Moreover, Dr. Rosen notes that the evidence indicates that Medina was not given any anticipatory guidance until September 11, 1998, after Angel tested with elevated levels on that date doctors at Woodhull advised her of how to clean her apartment to decrease the amount of lead therein. Dr. Rosen points out that although Dr. Hyun saw Angel on four occasions between that date and the date that the doctor tested Angel's blood again on April 9, 1999, he failed to take the opportunity to help Medina better understand what she could do to decrease Angel's further exposure to lead or to identify the source of the lead, thereby allowing Angel's blood level to remain elevated for one year. Indeed, states Dr. Rosen, Angel's lead level increased to a level of 31ug/dl before the lead source was identified and lead condition was abated by the City. According to Dr. Rosen, Dr. Hyun's failure to provide this required education to Medina increased Angel's exposure to lead and was the proximate cause of his resultant injuries.

In short, because issues of fact exist as to whether Dr. Hyun's treatment of Angel deviated from the accepted standard of medical treatment and whether any deviation proximately caused Angel's injuries, summary judgment is inappropriate.

Accordingly, Dr. Hyun's motion for an order, pursuant to CPLR 3212, granting summary judgment dismissing the complaint insofar as asserted against him is denied.

This constitutes the decision and order of the court.

E N T E R,

J. S. C. Footnotes

Footnote 1: In their complaint, plaintiffs also allege, inter alia, that defendant Francesco Satallante, the owner of the building in which the infant plaintiffs resided when they were exposed to lead paint, negligently managed the building, allowing the lead paint to remain therein.

Footnote 2: Dr.
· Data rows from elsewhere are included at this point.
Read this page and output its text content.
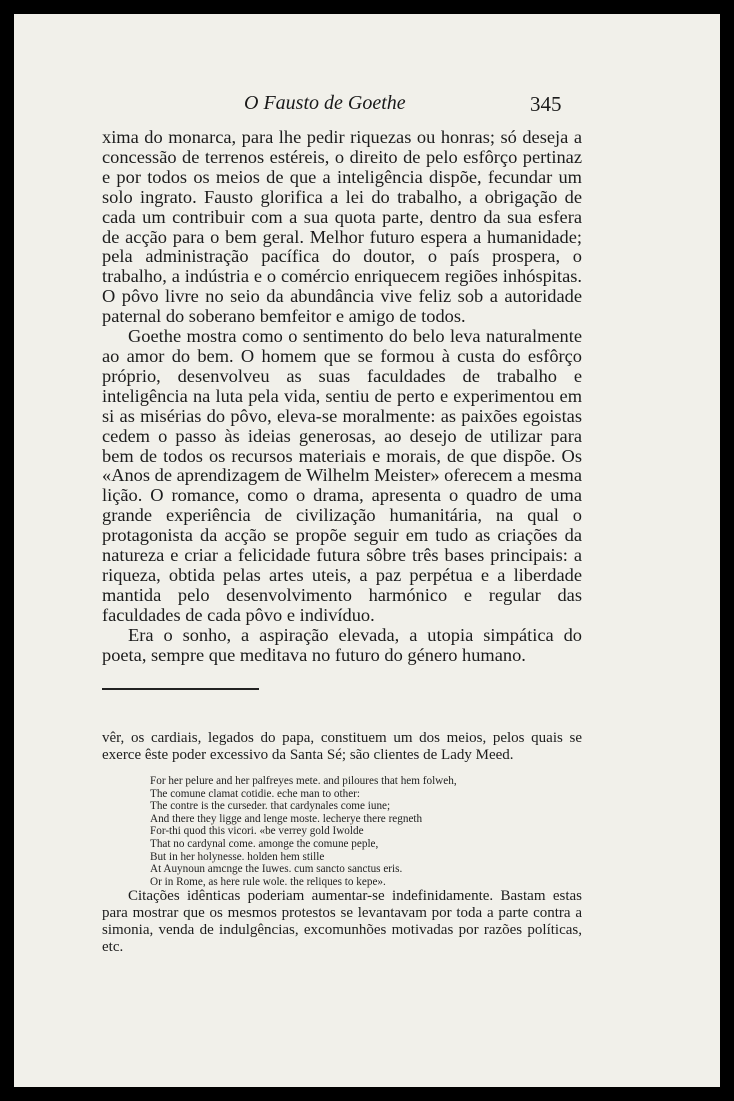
O Fausto de Goethe	345

xima do monarca, para lhe pedir riquezas ou honras; só deseja a concessão de terrenos estéreis, o direito de pelo esfôrço pertinaz e por todos os meios de que a inteligência dispõe, fecundar um solo ingrato. Fausto glorifica a lei do trabalho, a obrigação de cada um contribuir com a sua quota parte, dentro da sua esfera de acção para o bem geral. Melhor futuro espera a humanidade; pela administração pacífica do doutor, o país prospera, o trabalho, a indústria e o comércio enriquecem regiões inhóspitas. O pôvo livre no seio da abundância vive feliz sob a autoridade paternal do soberano bemfeitor e amigo de todos.

Goethe mostra como o sentimento do belo leva naturalmente ao amor do bem. O homem que se formou à custa do esfôrço próprio, desenvolveu as suas faculdades de trabalho e inteligência na luta pela vida, sentiu de perto e experimentou em si as misérias do pôvo, eleva-se moralmente: as paixões egoistas cedem o passo às ideias generosas, ao desejo de utilizar para bem de todos os recursos materiais e morais, de que dispõe. Os «Anos de aprendizagem de Wilhelm Meister» oferecem a mesma lição. O romance, como o drama, apresenta o quadro de uma grande experiência de civilização humanitária, na qual o protagonista da acção se propõe seguir em tudo as criações da natureza e criar a felicidade futura sôbre três bases principais: a riqueza, obtida pelas artes uteis, a paz perpétua e a liberdade mantida pelo desenvolvimento harmónico e regular das faculdades de cada pôvo e indivíduo.

Era o sonho, a aspiração elevada, a utopia simpática do poeta, sempre que meditava no futuro do género humano.

vêr, os cardiais, legados do papa, constituem um dos meios, pelos quais se exerce êste poder excessivo da Santa Sé; são clientes de Lady Meed.

For her pelure and her palfreyes mete. and piloures that hem folweh,
The comune clamat cotidie. eche man to other:
The contre is the curseder. that cardynales come iune;
And there they ligge and lenge moste. lecherye there regneth
For-thi quod this vicori. «be verrey gold Iwolde
That no cardynal come. amonge the comune peple,
But in her holynesse. holden hem stille
At Auynoun amcnge the Iuwes. cum sancto sanctus eris.
Or in Rome, as here rule wole. the reliques to kepe».

Citações idênticas poderiam aumentar-se indefinidamente. Bastam estas para mostrar que os mesmos protestos se levantavam por toda a parte contra a simonia, venda de indulgências, excomunhões motivadas por razões políticas, etc.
Hyun and his expert's contend that, in accordance with NYCRR §67-1.3, Dr Hyun'a standard of care is lower since he was not Andrew's primary physician during his first year of life. However,, as noted, Dr. Rosen states that the standard of care in the pediatric medical community in New York City as it relates to assessment and treatment of lead poisoning, is defined not only by the NYCRR, but also by the CDC and the American Academy of Pediatrics, and those latter standards requires greater vigilance for all treating doctors. Moreover, NYCRR 67-13.1 statute states that a non primary care physician should inquire of the parent of a child between 6 months and 6 years of age as to whether a lead screening was performed by his or her primary care physician. The statute further states that if the screening was not performed, the non-primary care physician should perform the screening or refer the child to the appropriate physician for lead screening. Thus, the fact finder could find that, even as a non-primary care physician, Dr. Hyun departed from standards of accepted medical care. Of course, should the jury find liability on the part of both Dr. Hyun and Woodhull, the issue of primary vs. non-primary care may be relevant on the issue of apportionment of damages.